One signing layer for fragmented QES workflows
The unified layer gives your product one controlled integration path for qualified signing across providers, devices, document formats, workflow states, and market-specific requirements.
Layer responsibility
The layer normalizes provider-specific, device-specific, and market-specific execution details so product teams can keep their signing workflows consistent while the underlying QES path changes.
- We are not a Qualified Trust Service Provider.
- We do not replace certified signing devices, QTSPs, or wallet issuers.
- We keep provider-specific, device-specific, and market-specific behavior behind the integration layer.
What the layer owns
Product code should not need to know every provider rule, certificate path, device constraint, or signature container. The layer gives those concerns one place to live.
Provider abstraction
Keep provider-specific onboarding, request shapes, callbacks, and operational differences outside product code.
Device-aware routing
Route signing intents to local desktop flows, secure devices, cloud QES paths, or wallet-ready journeys as needed.
Workflow state
Track request creation, user action, provider response, signed output, retries, and support-ready status events.
Document format handling
Support PDF, XML, ASiC, CAdES, office documents, and structured payloads through one integration model.

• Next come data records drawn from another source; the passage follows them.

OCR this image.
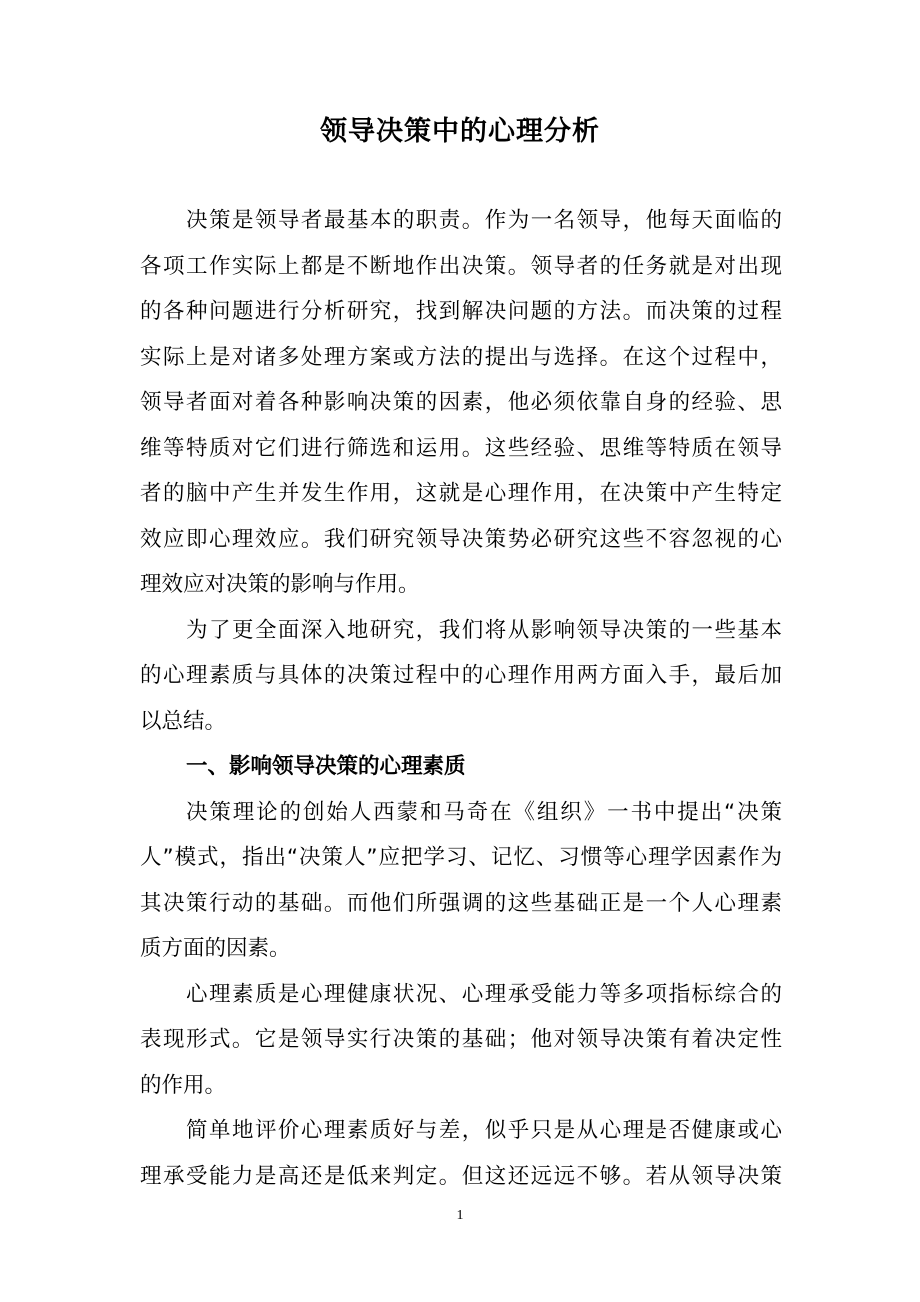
领导决策中的心理分析
决策是领导者最基本的职责。作为一名领导，他每天面临的
各项工作实际上都是不断地作出决策。领导者的任务就是对出现
的各种问题进行分析研究，找到解决问题的方法。而决策的过程
实际上是对诸多处理方案或方法的提出与选择。在这个过程中，
领导者面对着各种影响决策的因素，他必须依靠自身的经验、思
维等特质对它们进行筛选和运用。这些经验、思维等特质在领导
者的脑中产生并发生作用，这就是心理作用，在决策中产生特定
效应即心理效应。我们研究领导决策势必研究这些不容忽视的心
理效应对决策的影响与作用。
为了更全面深入地研究，我们将从影响领导决策的一些基本
的心理素质与具体的决策过程中的心理作用两方面入手，最后加
以总结。
一、影响领导决策的心理素质
决策理论的创始人西蒙和马奇在《组织》一书中提出“决策
人”模式，指出“决策人”应把学习、记忆、习惯等心理学因素作为
其决策行动的基础。而他们所强调的这些基础正是一个人心理素
质方面的因素。
心理素质是心理健康状况、心理承受能力等多项指标综合的
表现形式。它是领导实行决策的基础；他对领导决策有着决定性
的作用。
简单地评价心理素质好与差，似乎只是从心理是否健康或心
理承受能力是高还是低来判定。但这还远远不够。若从领导决策
1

How requests move through it
The product keeps a stable API contract. The layer decides how each request should execute based on the signer, document, provider, country, device, and workflow policy.
- 1Your product creates a signing intent with the document, signer, policy, and workflow context.
- 2The unified layer applies orchestration rules and selects the correct signing path.
- 3The request reaches the right provider, device, desktop session, cloud flow, or wallet-ready journey.
- 4Your product receives the signed result, status events, and audit-ready evidence through one interface.
Clear ecosystem boundaries
The unified layer is infrastructure and orchestration. It makes trust-service complexity easier to integrate without blurring the responsibilities of QTSPs, certified devices, wallet providers, or your own product.